Tanpa suara dia kemudian membuka tirai jendela. Perlahan suasana temaram itu berganti menjadi terangnya pagi hari. Steve merasa terusik. Pelan dia membuka mata. Perlu beberapa detik hingga dia menyadari ada di mana dia sekarang. Ketika dia menoleh ke sisi kirinya, dilihatnya Rafael masih tertidur dengan posisi sama seperti semalam. Meringkuk menghadap ke arahnya.

“Pulas dia semalam?” bisik Lea.

Steve menggeleng sambil menguap.

“Sempat bangun, ke kamar mandi,” Steve pelan-pelan bangkit. “Terus minum. Kutawari obat nggak mau. Kelihatannya masih kesakitan.”

“Ya sudah, biar dia istirahat dulu.”

“Aku mandi dulu, Ma,” Steve mencium sekilas pipi Lea.

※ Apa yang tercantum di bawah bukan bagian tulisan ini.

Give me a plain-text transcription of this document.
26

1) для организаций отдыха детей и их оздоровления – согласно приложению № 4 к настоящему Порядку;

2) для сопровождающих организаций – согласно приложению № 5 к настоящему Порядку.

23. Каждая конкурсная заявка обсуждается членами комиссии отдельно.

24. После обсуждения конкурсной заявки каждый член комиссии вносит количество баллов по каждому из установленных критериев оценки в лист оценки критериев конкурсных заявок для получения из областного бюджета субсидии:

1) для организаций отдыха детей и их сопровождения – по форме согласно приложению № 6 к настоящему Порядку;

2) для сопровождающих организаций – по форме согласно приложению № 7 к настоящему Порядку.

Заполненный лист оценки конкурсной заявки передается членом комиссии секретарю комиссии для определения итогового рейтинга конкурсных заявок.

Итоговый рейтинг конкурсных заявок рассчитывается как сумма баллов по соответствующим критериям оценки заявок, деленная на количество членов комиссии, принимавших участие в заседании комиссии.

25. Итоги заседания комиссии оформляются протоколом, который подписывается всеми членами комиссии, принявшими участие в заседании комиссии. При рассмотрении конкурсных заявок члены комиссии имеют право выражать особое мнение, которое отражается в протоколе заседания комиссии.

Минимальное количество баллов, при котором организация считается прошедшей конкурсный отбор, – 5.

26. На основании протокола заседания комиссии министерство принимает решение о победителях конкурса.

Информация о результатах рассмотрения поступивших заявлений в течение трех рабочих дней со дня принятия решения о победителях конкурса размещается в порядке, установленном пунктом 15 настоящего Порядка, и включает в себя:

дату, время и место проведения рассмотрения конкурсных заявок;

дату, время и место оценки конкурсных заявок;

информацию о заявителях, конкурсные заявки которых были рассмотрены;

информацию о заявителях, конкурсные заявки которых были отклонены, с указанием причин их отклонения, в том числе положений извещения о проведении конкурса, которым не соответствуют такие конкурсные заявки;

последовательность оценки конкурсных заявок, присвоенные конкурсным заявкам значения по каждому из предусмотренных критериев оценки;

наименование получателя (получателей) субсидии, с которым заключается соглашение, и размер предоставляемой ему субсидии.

“Sekalian saja lanjut sarapan.”

Steve mengangguk.

Sepeninggal Steve, Lea meraba kening Rafael. Terasa hangat. Usapan lembut itu mengusik Rafael. Beberapa detik kemudian dia membuka mata. Terlihat kuyu. Membuat hati Lea terasa perih.

“Pagi, Ma...,” bisik Rafael.

“Pagi...,” Lea berusaha tersenyum. “Masih sakit?”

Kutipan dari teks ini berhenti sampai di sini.